# Buffon bollito?



## Torros (21 Marzo 2016)

tanta esaltazione per il record di Buffon, ma a me questo pare chiaramente finito o semitale da qualche anno.

Contro il Bayern ha grosse responsabilità su 3 dei 4 gol subiti al ritorno. 
Non esce su quelli di Lewa e Muller - anche se pure Bonucci non è esente da colpe anzi - e su quello di Coman è posizionato piuttosto male. In generale tutte le volte che l'ho visto recentemente non ho visto il portierone del passato. Non fa particolari errori, però raramente fa parate decisive, spesso si ferma al compitino.

La stampa lo esalta, ma per me non è tra i migliori da un pò figuriamoci, migliore o secondo migliore. Gli è rimasta solo la fama. Sicuramente è ancora il migliore in Italia ma giusto perché non ci sono molte alternative.


----------



## Jaqen (21 Marzo 2016)

Penso non sia il più forte adesso, Gigio , ma è comunque un portiere che da molta sicurezza soprattutto alla difesa.
Ricordo le partite nei giovanissimi quando facevo il difensore.. quando c'era il primo portiere stavo tranquillo.. quando entrava il secondo, seppur un mio caro amico, ero terrorizzato... Chissà quanti errori ho fatto per sta storia...


----------



## Milanforever26 (21 Marzo 2016)

Torros ha scritto:


> tanta esaltazione per il record di Buffon, ma a me questo pare chiaramente finito o semitale da qualche anno.
> 
> Contro il Bayern ha grosse responsabilità su 3 dei 4 gol subiti al ritorno.
> Non esce su quelli di Lewa e Muller - anche se pure Bonucci non è esente da colpe anzi - e su quello di Coman è posizionato piuttosto male. In generale tutte le volte che l'ho visto recentemente non ho visto il portierone del passato. Non fa particolari errori, però raramente fa parate decisive, spesso si ferma al compitino.
> ...



non guardo abbastanza match dei gobbi per dirlo ma l'anno scorso a me è sembrato decisivo per portare la Juve in finale di champions


----------



## vota DC (21 Marzo 2016)

Quando li prende si vede che fa apposta: non è colto di sorpresa, ha reazioni mosce contro palle che vede benissimo.


----------



## .Nitro (21 Marzo 2016)

Per me gia da un pò di anni è un portiere normalissimo


----------



## Hammer (21 Marzo 2016)

Torros ha scritto:


> tanta esaltazione per il record di Buffon, ma a me questo pare chiaramente finito o semitale da qualche anno.
> 
> Contro il Bayern ha grosse responsabilità su 3 dei 4 gol subiti al ritorno.
> Non esce su quelli di Lewa e Muller - anche se pure Bonucci non è esente da colpe anzi - e su quello di Coman è posizionato piuttosto male.

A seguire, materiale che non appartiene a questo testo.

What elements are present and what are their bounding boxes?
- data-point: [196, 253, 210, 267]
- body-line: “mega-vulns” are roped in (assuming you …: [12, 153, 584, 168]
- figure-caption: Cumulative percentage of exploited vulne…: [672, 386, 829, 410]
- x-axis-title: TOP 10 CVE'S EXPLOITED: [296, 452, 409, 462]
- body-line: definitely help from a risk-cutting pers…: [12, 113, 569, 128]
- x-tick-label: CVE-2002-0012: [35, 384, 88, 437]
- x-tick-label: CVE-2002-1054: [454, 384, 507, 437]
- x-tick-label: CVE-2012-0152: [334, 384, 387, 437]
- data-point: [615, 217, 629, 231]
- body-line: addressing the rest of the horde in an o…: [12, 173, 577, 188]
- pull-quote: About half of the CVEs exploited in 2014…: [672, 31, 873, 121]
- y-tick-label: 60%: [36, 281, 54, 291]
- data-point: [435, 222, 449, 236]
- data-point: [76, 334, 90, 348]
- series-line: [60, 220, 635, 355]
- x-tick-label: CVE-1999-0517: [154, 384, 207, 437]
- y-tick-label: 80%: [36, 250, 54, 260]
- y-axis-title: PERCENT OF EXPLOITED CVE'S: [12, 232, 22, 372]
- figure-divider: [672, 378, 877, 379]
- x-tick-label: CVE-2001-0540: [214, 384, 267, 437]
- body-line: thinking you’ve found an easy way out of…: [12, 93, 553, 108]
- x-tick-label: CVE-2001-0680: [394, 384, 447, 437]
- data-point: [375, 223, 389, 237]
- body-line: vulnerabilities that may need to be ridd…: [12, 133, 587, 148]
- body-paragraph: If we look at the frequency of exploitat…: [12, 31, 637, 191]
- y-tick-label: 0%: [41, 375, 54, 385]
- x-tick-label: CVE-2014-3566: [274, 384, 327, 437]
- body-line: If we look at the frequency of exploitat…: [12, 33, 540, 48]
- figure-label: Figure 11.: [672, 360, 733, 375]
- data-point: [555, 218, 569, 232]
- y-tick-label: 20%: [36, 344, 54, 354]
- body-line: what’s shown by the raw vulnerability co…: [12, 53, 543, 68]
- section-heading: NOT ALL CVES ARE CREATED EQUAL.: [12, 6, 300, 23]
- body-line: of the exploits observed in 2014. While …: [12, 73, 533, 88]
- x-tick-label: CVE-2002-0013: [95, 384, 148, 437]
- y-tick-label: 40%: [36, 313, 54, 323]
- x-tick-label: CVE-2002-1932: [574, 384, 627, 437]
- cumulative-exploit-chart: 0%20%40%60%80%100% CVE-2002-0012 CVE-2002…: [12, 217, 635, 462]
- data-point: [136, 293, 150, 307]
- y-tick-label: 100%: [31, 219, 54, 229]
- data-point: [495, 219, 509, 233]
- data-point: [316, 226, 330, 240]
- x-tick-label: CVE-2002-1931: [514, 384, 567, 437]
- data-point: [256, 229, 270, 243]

In generale tutte le volte che l'ho visto recentemente non ho visto il portierone del passato. Non fa particolari errori, però raramente fa parate decisive, spesso si ferma al compitino.
> ...



Ultimamente è idolatrato e ultraosannato dalla stampa per qualsiasi intervento, una roba vergognosa.

Comunque in Italia Handanovic lo ha superato da tempo. Però Buffon è subito dietro.


----------



## Superdinho80 (21 Marzo 2016)

gioca solo di esperienza, non ha più riflessi


----------



## pennyhill (21 Marzo 2016)

Non sono d'accordo su alcuni episodi (gol di Lewandowski per esempio), ma a quasi 40 anni sarei anche sorpreso se non mostrasse segni di declino.


----------



## juventino (22 Marzo 2016)

Beh quest'anno fa 38 anni, eh, sarebbe assurdo il contrario. Resta però uno dei migliori in circolazione.


----------



## Dumbaghi (22 Marzo 2016)

Provocazioni is the way


----------



## dhorasoosarebbetitolare (22 Marzo 2016)

Torros ha scritto:


> tanta esaltazione per il record di Buffon, ma a me questo pare chiaramente finito o semitale da qualche anno.
> 
> Contro il Bayern ha grosse responsabilità su 3 dei 4 gol subiti al ritorno.
> Non esce su quelli di Lewa e Muller - anche se pure Bonucci non è esente da colpe anzi - e su quello di Coman è posizionato piuttosto male. In generale tutte le volte che l'ho visto recentemente non ho visto il portierone del passato. Non fa particolari errori, però raramente fa parate decisive, spesso si ferma al compitino.
> ...



è chiaramente imbolsito causa età ma non fa mai cappelle e per un portiere vuol dire tantissimo.
Perché significa che tutti i gol che prende sono gol difficili da parare per qualsiasi portiere.
Ci sono portieri che hanno ovviamente molta più reattività e riflessi ma sono inaffidabili perché scappellano spesso.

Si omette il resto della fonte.